Published: Wed 31 March 2021
Updated: Tue 22 November 2022
By steve

In Markets.

Crumbs

  • Nordea put out a first class macro note as usual. The takeaways are: buy USD, sell SEK, EUR. Suggests going long AUD/NZD based on ZN central bank policy divergence. It’s always a good read, and it’s free!
  • Negative note on $BYND. I’ve never been convinced about this company. Here.
  • The Market Eye makes a good point about a distressing lack of liquidity in large-cap US equities. We know that this has been a problem for a while, as demonstrated by various ramp operations, not least by Elon Musk with $TSLA. The suspicion is that reported volume is partially or largely wash sales between related parties. It’ll be interesting to see what happens to the market when a player bigger than Bill Hwang gets into trouble.

Both CBS ($30bn market cap) and Discovery ($20bn market cap) were down a neat 27% Friday, on what appears to be (allegedly) forced selling from Tiger Cub Archegos Capital. If this is the truth and there is nothing else going on here - this is a horrendous data-point on the true liquidity in the markets. The rumored “block offerings” from MS and GS were not multiple days of average volume. These are not some Mickey Mouse companies with shaky fundamentals. The only thing that is shaky is the “true” liquidity in the equity markets. Because it is non-existent. In a “normal” world this would have been done at maximum 5-10% down.

Unemployment

Unemployment is a terrible number to base a central bank policy on. It is the difference between two numbers: the number of people who they should be employable and the number of people who are actually employed.

Wrap

The markets are still buying the Fed line that inflation is not happening. Gold has had a terrible quarter, although it is up 1.32% today. In detail:

  • $QQQ is up well over 1%,
  • other US indices flat or slightly up,
  • very odd mix of sectors up: tech & utilties, with consumer discretionary (motors),
  • value down (staples, industrials, real estate, and of course the hated energy sector plus banks): reflation trade dead (or dormant?),
  • global equity mixed,
  • bonds pretty flat: 10Y @ 1.73%,

This was the end of the quarter. 28% corp. tax with measures to prevent offshoring of profits might dent the stockmarket, but it may never happen.

Soapbox

Economies benefit from rapid population growth. The Industrial Revolution, which delivered huge material gains to the mass of the population at the time, and even more to their descendants, was accompanied by a rising birthrate (and a declining infant mortality). Australia has enjoyed growth through immigration. Similarly HK, Singapore, UK (compared to neighbours). A young country is a productive country; short of forcing citizens to reproduce the only way to achieve this is to welcome immigrants.

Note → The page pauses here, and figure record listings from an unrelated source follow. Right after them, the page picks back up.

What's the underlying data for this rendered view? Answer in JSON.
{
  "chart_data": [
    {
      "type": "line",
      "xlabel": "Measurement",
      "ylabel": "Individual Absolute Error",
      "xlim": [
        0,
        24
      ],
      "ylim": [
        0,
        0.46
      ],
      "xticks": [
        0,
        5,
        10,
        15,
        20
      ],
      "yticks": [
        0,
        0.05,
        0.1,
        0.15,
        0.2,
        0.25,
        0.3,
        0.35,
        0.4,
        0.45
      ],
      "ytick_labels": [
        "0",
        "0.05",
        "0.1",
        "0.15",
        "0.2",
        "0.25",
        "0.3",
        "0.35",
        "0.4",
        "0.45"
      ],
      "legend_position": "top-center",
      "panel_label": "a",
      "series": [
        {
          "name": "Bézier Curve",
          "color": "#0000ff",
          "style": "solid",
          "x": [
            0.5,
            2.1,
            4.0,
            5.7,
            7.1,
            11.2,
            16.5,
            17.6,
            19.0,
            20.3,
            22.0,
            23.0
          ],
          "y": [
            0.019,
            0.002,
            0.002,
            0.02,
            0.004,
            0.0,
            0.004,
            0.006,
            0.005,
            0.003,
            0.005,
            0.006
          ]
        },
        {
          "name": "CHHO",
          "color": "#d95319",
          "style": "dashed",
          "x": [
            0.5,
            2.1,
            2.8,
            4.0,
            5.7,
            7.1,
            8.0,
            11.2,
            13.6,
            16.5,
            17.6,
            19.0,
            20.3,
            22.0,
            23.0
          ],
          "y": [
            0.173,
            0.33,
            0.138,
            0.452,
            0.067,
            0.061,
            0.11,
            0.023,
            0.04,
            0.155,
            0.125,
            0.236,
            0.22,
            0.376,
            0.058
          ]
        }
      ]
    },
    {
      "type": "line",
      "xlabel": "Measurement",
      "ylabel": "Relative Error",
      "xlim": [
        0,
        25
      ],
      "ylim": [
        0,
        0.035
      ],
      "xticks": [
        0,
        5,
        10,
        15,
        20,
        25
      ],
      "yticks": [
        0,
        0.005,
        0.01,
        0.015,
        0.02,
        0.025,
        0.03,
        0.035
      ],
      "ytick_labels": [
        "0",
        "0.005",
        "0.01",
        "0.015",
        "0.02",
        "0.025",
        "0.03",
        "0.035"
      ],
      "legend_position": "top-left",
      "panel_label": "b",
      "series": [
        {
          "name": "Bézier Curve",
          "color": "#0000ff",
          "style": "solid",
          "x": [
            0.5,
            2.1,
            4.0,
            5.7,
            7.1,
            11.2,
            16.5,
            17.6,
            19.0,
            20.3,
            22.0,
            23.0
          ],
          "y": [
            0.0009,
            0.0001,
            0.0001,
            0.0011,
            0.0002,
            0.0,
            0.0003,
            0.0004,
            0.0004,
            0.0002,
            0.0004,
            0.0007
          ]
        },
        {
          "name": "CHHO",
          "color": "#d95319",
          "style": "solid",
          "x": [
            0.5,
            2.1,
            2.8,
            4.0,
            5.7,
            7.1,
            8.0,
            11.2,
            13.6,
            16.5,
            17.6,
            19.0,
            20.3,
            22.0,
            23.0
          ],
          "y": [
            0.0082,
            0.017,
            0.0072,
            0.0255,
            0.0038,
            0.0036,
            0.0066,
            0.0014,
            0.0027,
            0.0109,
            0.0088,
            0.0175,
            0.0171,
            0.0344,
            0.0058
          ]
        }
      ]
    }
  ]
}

There are many mechanisms for sharing the benefits of immigration with those who lose economically: older native workers, and the taxpayers of country of origin (who have paid for the training of all the Indian GPs who come to work in the UK). The ideal would be a market based one (e.g. a bidding system for visas, the proceeds of which would be paid to the originating country authorities) but the details are left to clever minds than mine. We could restrict immigration to economically disadvantaged areas, which typically have plenty of schools and houses. There are lots of schemes.

Obviously, there are political problems, but if we do not embrace immigration we will be poorer. If we choose to be poorer, well that’s democracy, but politicians should not be allowed to pretend things will be different.